Finding unique combinations of two sequence (String) Python

Question:

Hello i have a question.

I got two List like that :

list1 = ['G','C','A','T','C','A']

list2 = ['G','A','*','T','AC','A']

And i wanted in python to find all combination possible of those 2 sequences.

For example the result will be :

(GCATCA), (GA*TACA), (GAATCA), (GA*TCA), (GC*TCA), (GC*TACA), (GCATACA), (GAATACA)

Thanks you for your answer

Asked By: Théo Durand

||

Answers:

First lets get all the pairs in every position:

pairs = zip(list1, list2)

Now lets make a combination for every choice in every position.
To do so, we will use itertools.product.

from itertools import product

combinations = product(*zip(list1, list2))

Lets get rid of all duplicate combinations.

unique_combinations = set(combinations)

Finally lets join each combination in a single string:

all_combinations = [''.join(bases) for bases in unique_combinations]

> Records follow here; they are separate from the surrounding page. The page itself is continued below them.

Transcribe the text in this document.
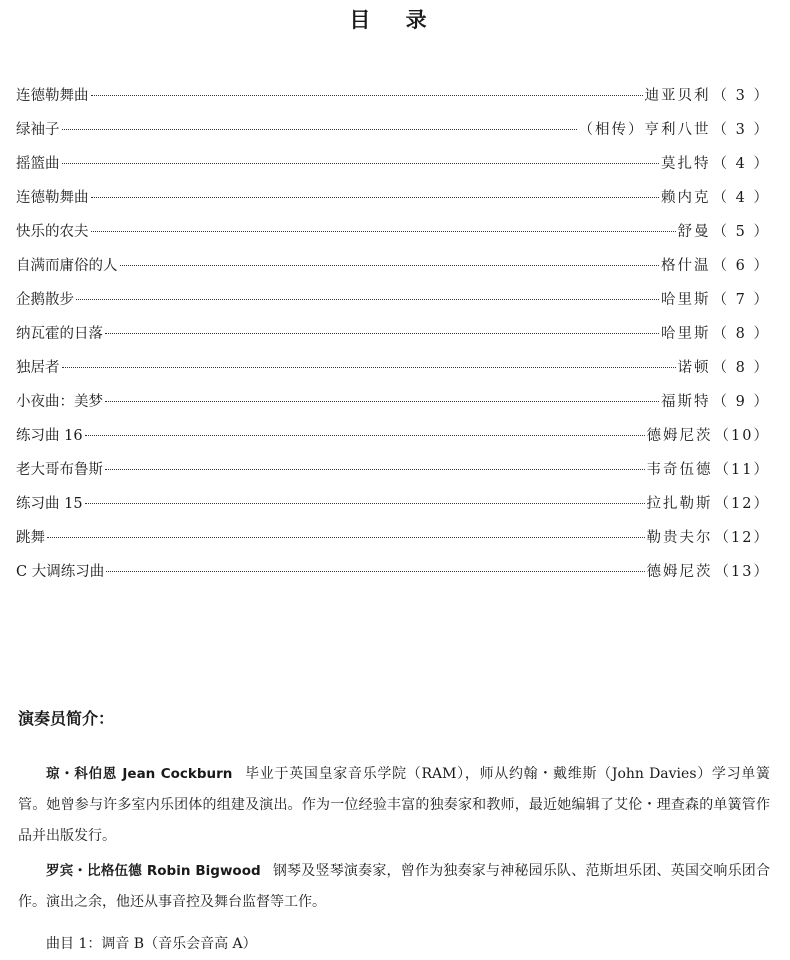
目 录
连德勒舞曲	迪亚贝利 （ 3 ）
绿袖子	（相传）亨利八世 （ 3 ）
摇篮曲	莫扎特 （ 4 ）
连德勒舞曲	赖内克 （ 4 ）
快乐的农夫	舒曼 （ 5 ）
自满而庸俗的人	格什温 （ 6 ）
企鹅散步	哈里斯 （ 7 ）
纳瓦霍的日落	哈里斯 （ 8 ）
独居者	诺顿 （ 8 ）
小夜曲：美梦	福斯特 （ 9 ）
练习曲 16	德姆尼茨 （10）
老大哥布鲁斯	韦奇伍德 （11）
练习曲 15	拉扎勒斯 （12）
跳舞	勒贵夫尔 （12）
C 大调练习曲	德姆尼茨 （13）
演奏员简介：

琼・科伯恩 Jean Cockburn 毕业于英国皇家音乐学院（RAM），师从约翰・戴维斯（John Davies）学习单簧管。她曾参与许多室内乐团体的组建及演出。作为一位经验丰富的独奏家和教师，最近她编辑了艾伦・理查森的单簧管作品并出版发行。

罗宾・比格伍德 Robin Bigwood 钢琴及竖琴演奏家，曾作为独奏家与神秘园乐队、范斯坦乐团、英国交响乐团合作。演出之余，他还从事音控及舞台监督等工作。

曲目 1：调音 B（音乐会音高 A）
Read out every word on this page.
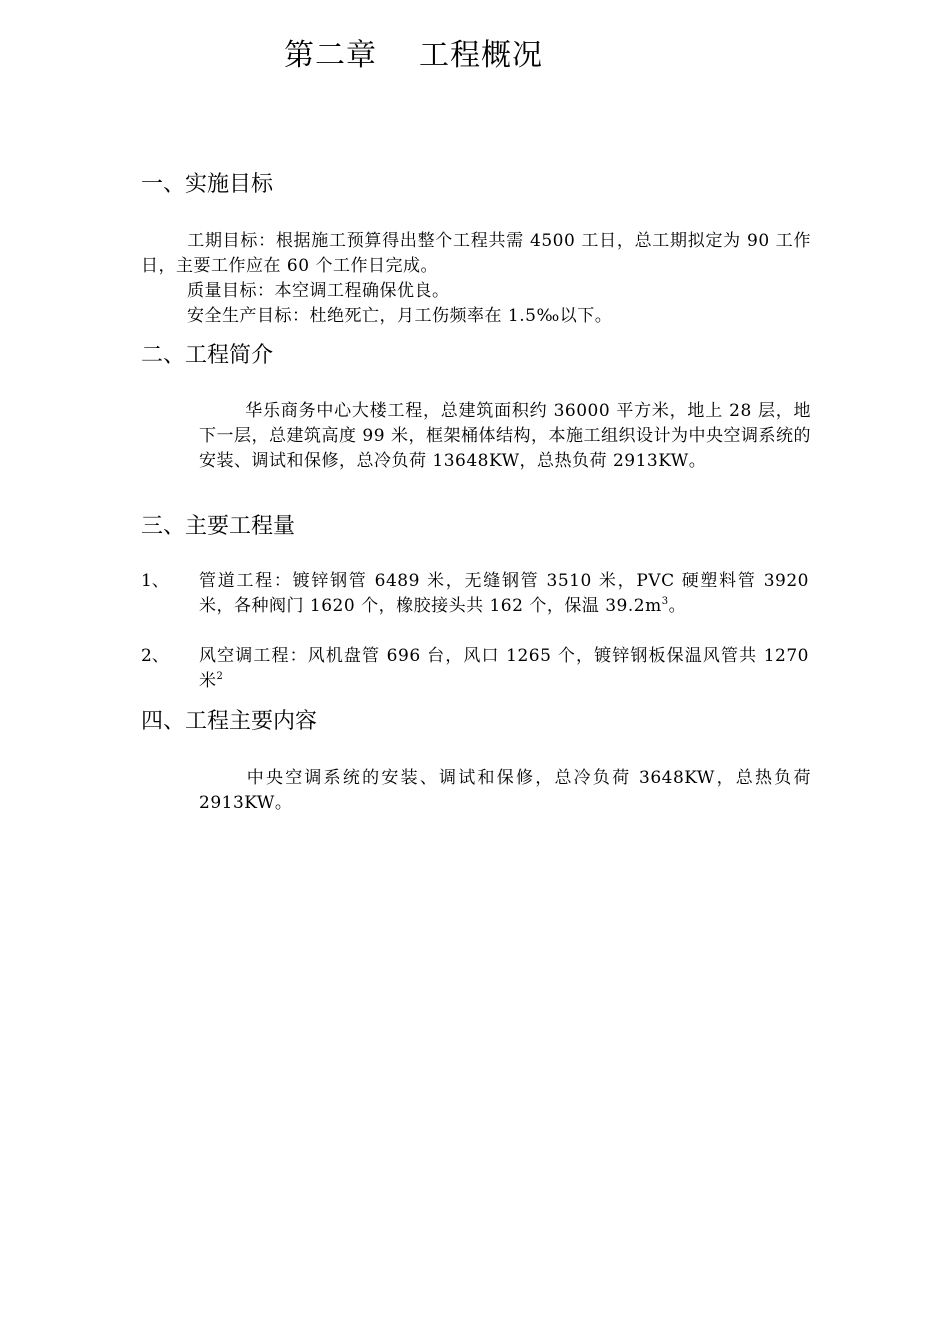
第二章 工程概况
一、实施目标
工期目标：根据施工预算得出整个工程共需 4500 工日，总工期拟定为 90 工作日，主要工作应在 60 个工作日完成。
质量目标：本空调工程确保优良。
安全生产目标：杜绝死亡，月工伤频率在 1.5‰以下。
二、工程简介
华乐商务中心大楼工程，总建筑面积约 36000 平方米，地上 28 层，地下一层，总建筑高度 99 米，框架桶体结构，本施工组织设计为中央空调系统的安装、调试和保修，总冷负荷 13648KW，总热负荷 2913KW。
三、主要工程量
1、 管道工程：镀锌钢管 6489 米，无缝钢管 3510 米，PVC 硬塑料管 3920 米，各种阀门 1620 个，橡胶接头共 162 个，保温 $39.2m^3$。
2、 风空调工程：风机盘管 696 台，风口 1265 个，镀锌钢板保温风管共 1270 米$^2$
四、工程主要内容
中央空调系统的安装、调试和保修，总冷负荷 3648KW，总热负荷 2913KW。
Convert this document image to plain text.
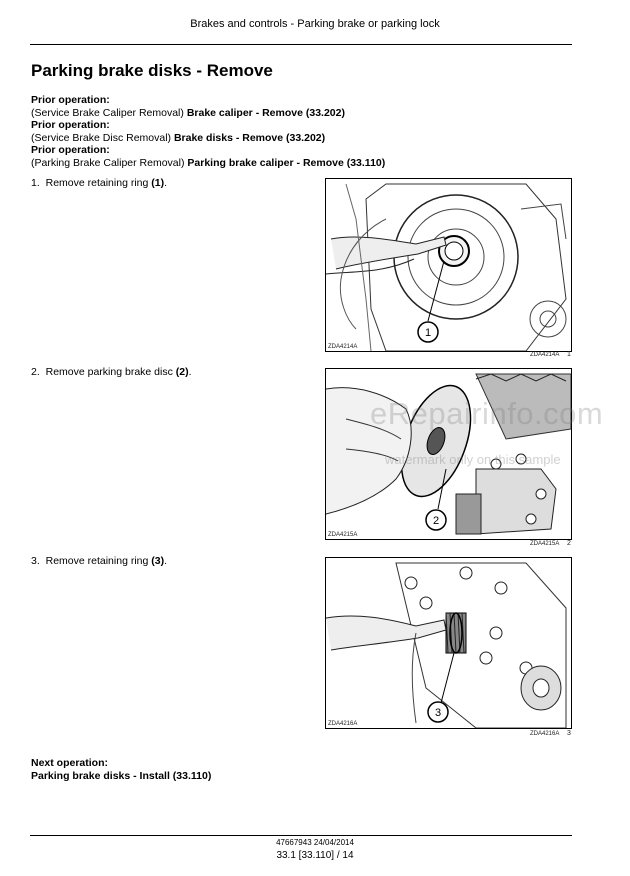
Brakes and controls - Parking brake or parking lock
Parking brake disks - Remove
Prior operation:
(Service Brake Caliper Removal) Brake caliper - Remove (33.202)
Prior operation:
(Service Brake Disc Removal) Brake disks - Remove (33.202)
Prior operation:
(Parking Brake Caliper Removal) Parking brake caliper - Remove (33.110)
1. Remove retaining ring (1).
1
ZDA4214A
ZDA4214A 1
2. Remove parking brake disc (2).
2
ZDA4215A
ZDA4215A 2
3. Remove retaining ring (3).
3
ZDA4216A
ZDA4216A 3
Next operation:
Parking brake disks - Install (33.110)
47667943 24/04/2014
33.1 [33.110] / 14
eRepairinfo.com
watermark only on this sample
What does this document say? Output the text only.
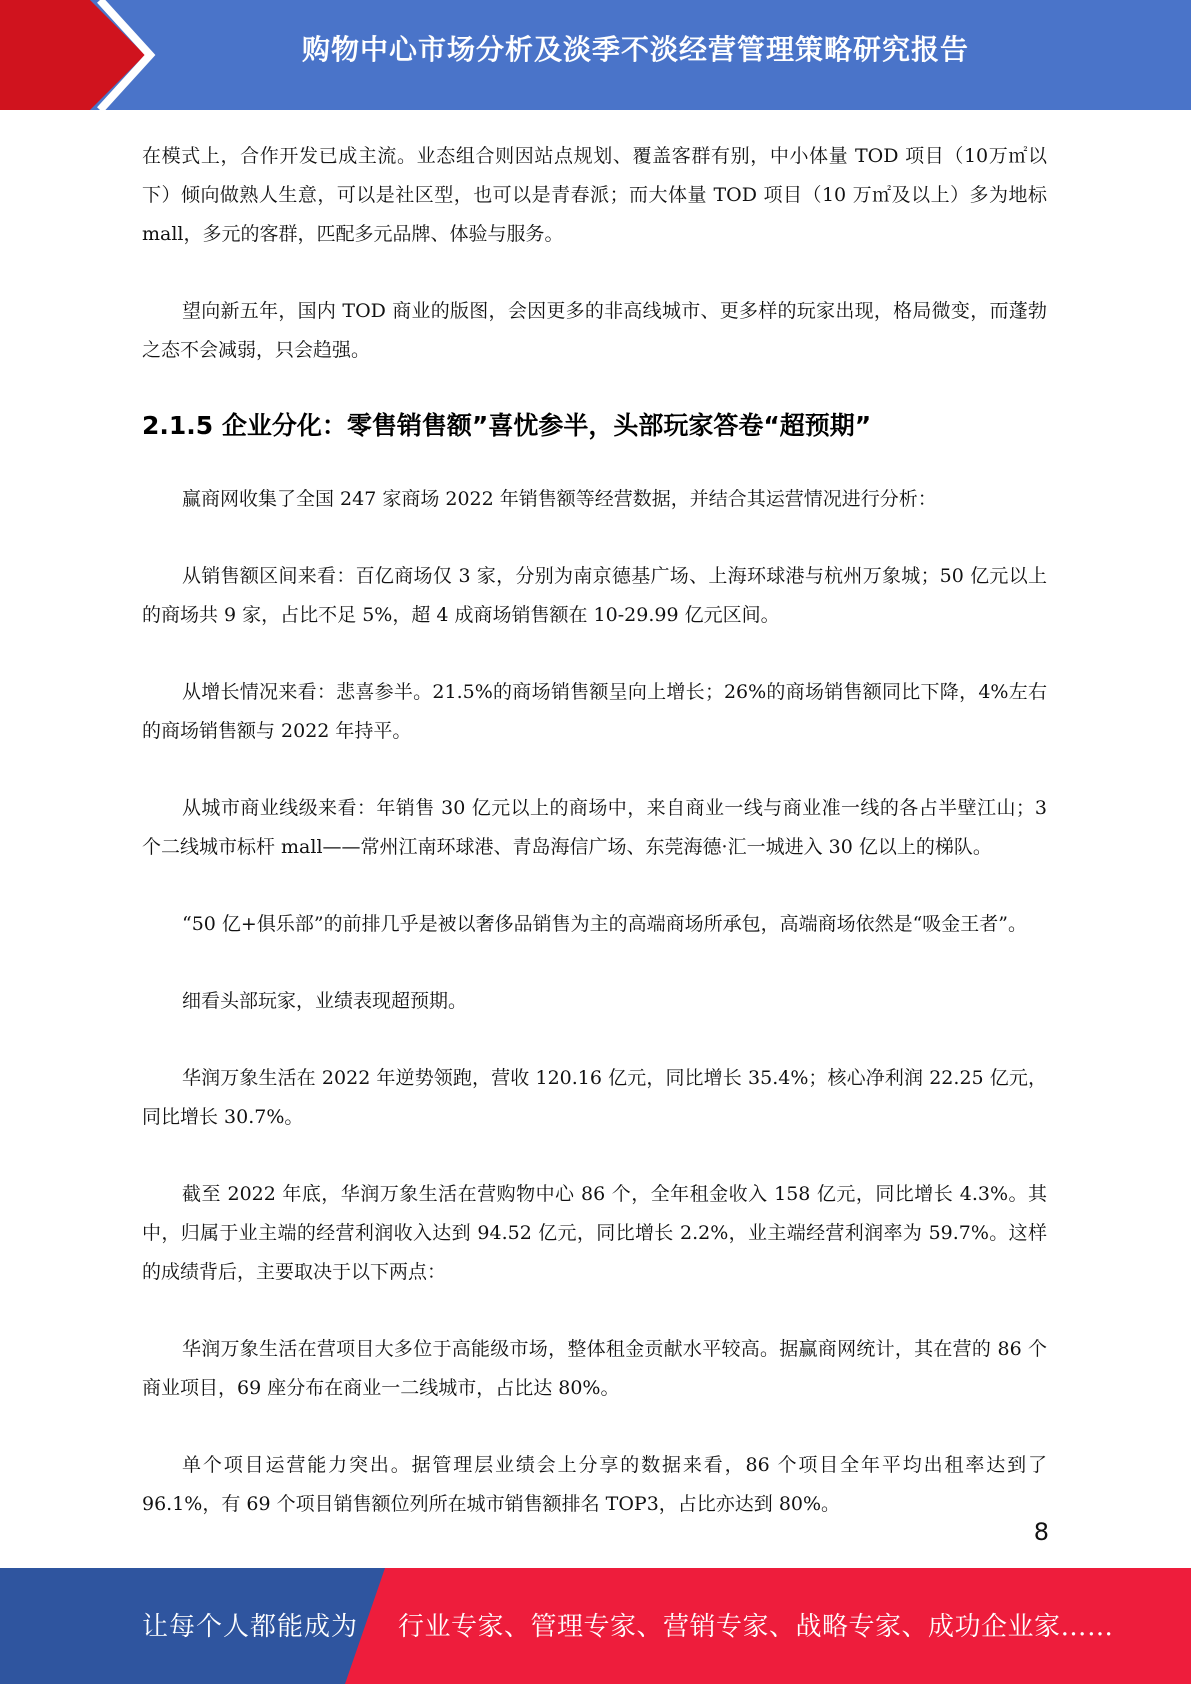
购物中心市场分析及淡季不淡经营管理策略研究报告

在模式上，合作开发已成主流。业态组合则因站点规划、覆盖客群有别，中小体量 TOD 项目（10万㎡以下）倾向做熟人生意，可以是社区型，也可以是青春派；而大体量 TOD 项目（10 万㎡及以上）多为地标 mall，多元的客群，匹配多元品牌、体验与服务。

望向新五年，国内 TOD 商业的版图，会因更多的非高线城市、更多样的玩家出现，格局微变，而蓬勃之态不会减弱，只会趋强。

2.1.5 企业分化：零售销售额”喜忧参半，头部玩家答卷“超预期”

赢商网收集了全国 247 家商场 2022 年销售额等经营数据，并结合其运营情况进行分析：

从销售额区间来看：百亿商场仅 3 家，分别为南京德基广场、上海环球港与杭州万象城；50 亿元以上的商场共 9 家，占比不足 5%，超 4 成商场销售额在 10-29.99 亿元区间。

从增长情况来看：悲喜参半。21.5%的商场销售额呈向上增长；26%的商场销售额同比下降，4%左右的商场销售额与 2022 年持平。

从城市商业线级来看：年销售 30 亿元以上的商场中，来自商业一线与商业准一线的各占半壁江山；3 个二线城市标杆 mall——常州江南环球港、青岛海信广场、东莞海德·汇一城进入 30 亿以上的梯队。

“50 亿+俱乐部”的前排几乎是被以奢侈品销售为主的高端商场所承包，高端商场依然是“吸金王者”。

细看头部玩家，业绩表现超预期。

华润万象生活在 2022 年逆势领跑，营收 120.16 亿元，同比增长 35.4%；核心净利润 22.25 亿元，同比增长 30.7%。

截至 2022 年底，华润万象生活在营购物中心 86 个，全年租金收入 158 亿元，同比增长 4.3%。其中，归属于业主端的经营利润收入达到 94.52 亿元，同比增长 2.2%，业主端经营利润率为 59.7%。这样的成绩背后，主要取决于以下两点：

华润万象生活在营项目大多位于高能级市场，整体租金贡献水平较高。据赢商网统计，其在营的 86 个商业项目，69 座分布在商业一二线城市，占比达 80%。

单个项目运营能力突出。据管理层业绩会上分享的数据来看，86 个项目全年平均出租率达到了 96.1%，有 69 个项目销售额位列所在城市销售额排名 TOP3，占比亦达到 80%。

8
让每个人都能成为 行业专家、管理专家、营销专家、战略专家、成功企业家……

Here all_combinations will be the desired output:
['GC*TCA', 'GC*TACA', 'GCATCA', 'GAATACA', 'GCATACA', 'GA*TACA', 'GAATCA', 'GA*TCA']. Of course you can get it in a single line: [''.join(bases) for bases in set(product(*zip(list1, list2)))]

Answered By: Jorge Luis

Just like Jorge Luis’s answer, but also deduplicating earlier, at each position. Then we only produce the 8 combinations directly instead of producing 64 and throwing away 56 of them.

from itertools import product

list1 = ['G','C','A','T','C','A']
list2 = ['G','A','*','T','AC','A']

result = {*map(''.join, product(*map(set, zip(list1, list2))))}

print(result)

Output (Attempt This Online!):

{'GAATCA', 'GA*TCA', 'GA*TACA', 'GC*TACA',
 'GCATACA', 'GC*TCA', 'GCATCA', 'GAATACA'}

Alternatively, without itertools:

list1 = ['G','C','A','T','C','A']
list2 = ['G','A','*','T','AC','A']

result = {''}
for pair in zip(list1, list2):
    result = {
        r + p
        for p in set(pair)
        for r in result
    }

print(result)

Attempt This Online!

Answered By: Kelly Bundy